We instantiate the VAE model, define the BCEWithLogitsLoss for reconstruction, Adam optimizer, and a ReduceLROnPlateau scheduler.


In [None]:
model = VAE_UTKFace(input_channel, encoding_size).to(device)
loss_fn = nn.BCEWithLogitsLoss()
optimizer = torch.optim.Adam(model.parameters(), lr=learning_rate)
scheduler = torch.optim.lr_scheduler.ReduceLROnPlateau(optimizer, mode='min', patience=5, factor=0.5)


## Training Loop

Train the model for 50 epochs.  
We apply gradient clipping and cyclical β annealing for the KL term.  
We plot training and validation loss curves after training.


In [None]:
train_loss, val_loss = train_model(model, num_epochs, train_dl, val_dl, loss_fn, optimizer, clip_norm=True, max_norm=50.0)

plt.plot(train_loss, label='Train Loss')
plt.plot(val_loss, label='Validation Loss')
plt.legend()
plt.grid(True)
plt.show()


## Visualizing Reconstructions and Sampling

We display reconstructions on the validation dataset and generate new samples from the latent space.


In [None]:
show_reconstructions(model, val_dl)
sample_from_latent(model)


## Latent Space Interpolation

We select two random faces from the validation set, visualize them, then perform interpolation between their latent vectors to morph one face into the other.


In [None]:
val_iter = iter(val_dl)
val_batch = next(val_iter)
img1, img2 = val_batch[0], val_batch[1]

show_interpolation_candidates(img1, img2)

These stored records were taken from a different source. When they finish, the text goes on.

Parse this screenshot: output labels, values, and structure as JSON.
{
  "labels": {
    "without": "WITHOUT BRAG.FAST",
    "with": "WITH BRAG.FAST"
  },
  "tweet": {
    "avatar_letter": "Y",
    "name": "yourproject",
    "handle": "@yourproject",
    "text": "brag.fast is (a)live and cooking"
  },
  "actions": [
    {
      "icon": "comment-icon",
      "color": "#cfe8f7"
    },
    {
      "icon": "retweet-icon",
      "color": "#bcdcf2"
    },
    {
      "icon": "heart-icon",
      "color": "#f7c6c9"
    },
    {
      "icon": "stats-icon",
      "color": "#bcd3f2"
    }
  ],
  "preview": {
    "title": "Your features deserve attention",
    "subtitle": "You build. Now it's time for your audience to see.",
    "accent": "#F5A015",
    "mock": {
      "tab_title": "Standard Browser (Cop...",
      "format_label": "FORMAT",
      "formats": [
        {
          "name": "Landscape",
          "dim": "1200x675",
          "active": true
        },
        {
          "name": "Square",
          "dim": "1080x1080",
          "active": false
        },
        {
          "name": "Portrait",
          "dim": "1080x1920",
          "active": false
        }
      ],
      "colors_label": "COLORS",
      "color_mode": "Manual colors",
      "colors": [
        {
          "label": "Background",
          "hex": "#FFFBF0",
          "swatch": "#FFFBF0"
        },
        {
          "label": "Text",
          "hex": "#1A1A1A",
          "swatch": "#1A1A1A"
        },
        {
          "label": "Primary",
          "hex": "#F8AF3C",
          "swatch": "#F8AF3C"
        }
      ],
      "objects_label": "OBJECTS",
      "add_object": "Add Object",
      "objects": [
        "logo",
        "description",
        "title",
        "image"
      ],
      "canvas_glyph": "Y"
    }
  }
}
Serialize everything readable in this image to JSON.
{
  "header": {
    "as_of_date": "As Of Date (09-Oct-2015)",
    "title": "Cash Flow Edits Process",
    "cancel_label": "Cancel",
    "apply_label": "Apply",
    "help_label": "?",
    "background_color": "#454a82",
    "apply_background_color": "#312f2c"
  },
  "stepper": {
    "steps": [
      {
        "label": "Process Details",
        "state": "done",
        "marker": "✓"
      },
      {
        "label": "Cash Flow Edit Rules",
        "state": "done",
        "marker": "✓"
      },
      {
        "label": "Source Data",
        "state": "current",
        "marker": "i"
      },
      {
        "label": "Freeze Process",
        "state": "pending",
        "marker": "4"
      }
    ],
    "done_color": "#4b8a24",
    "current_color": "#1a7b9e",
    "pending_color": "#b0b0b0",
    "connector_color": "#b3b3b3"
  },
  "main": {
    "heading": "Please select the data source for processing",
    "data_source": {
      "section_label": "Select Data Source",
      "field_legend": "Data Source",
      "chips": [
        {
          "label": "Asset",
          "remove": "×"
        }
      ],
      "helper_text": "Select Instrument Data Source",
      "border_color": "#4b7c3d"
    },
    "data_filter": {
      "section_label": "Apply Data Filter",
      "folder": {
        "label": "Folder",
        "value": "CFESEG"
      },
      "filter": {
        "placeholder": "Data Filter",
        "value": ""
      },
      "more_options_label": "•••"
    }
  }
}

interp_grid = interpolate_faces(model, img1, img2, steps=10)
plt.figure(figsize=(14, 2))
plt.axis("off")
plt.title("Final Latent Interpolation After Training")
plt.imshow(interp_grid.permute(1, 2, 0).cpu())
plt.show()


## Reconstructing Random Noise Inputs

To further explore the model's generative capability, we feed it random noise as input and visualize the reconstructions.


In [None]:
sample_input = torch.randn(20, 3, 64, 64).to(device)
show_reconstructions(model, sample_input=sample_input)


## Conclusion
In this project, we implemented a convolutional Variational Autoencoder to learn a latent representation of face images from the UTKFace dataset.
The model successfully reconstructs faces and generates new face samples by sampling the latent space.
Latent space interpolation demonstrates smooth morphing between different faces, showcasing the meaningful structure learned by the model.
This approach highlights the power of VAEs for unsupervised learning and generative modeling of complex image data.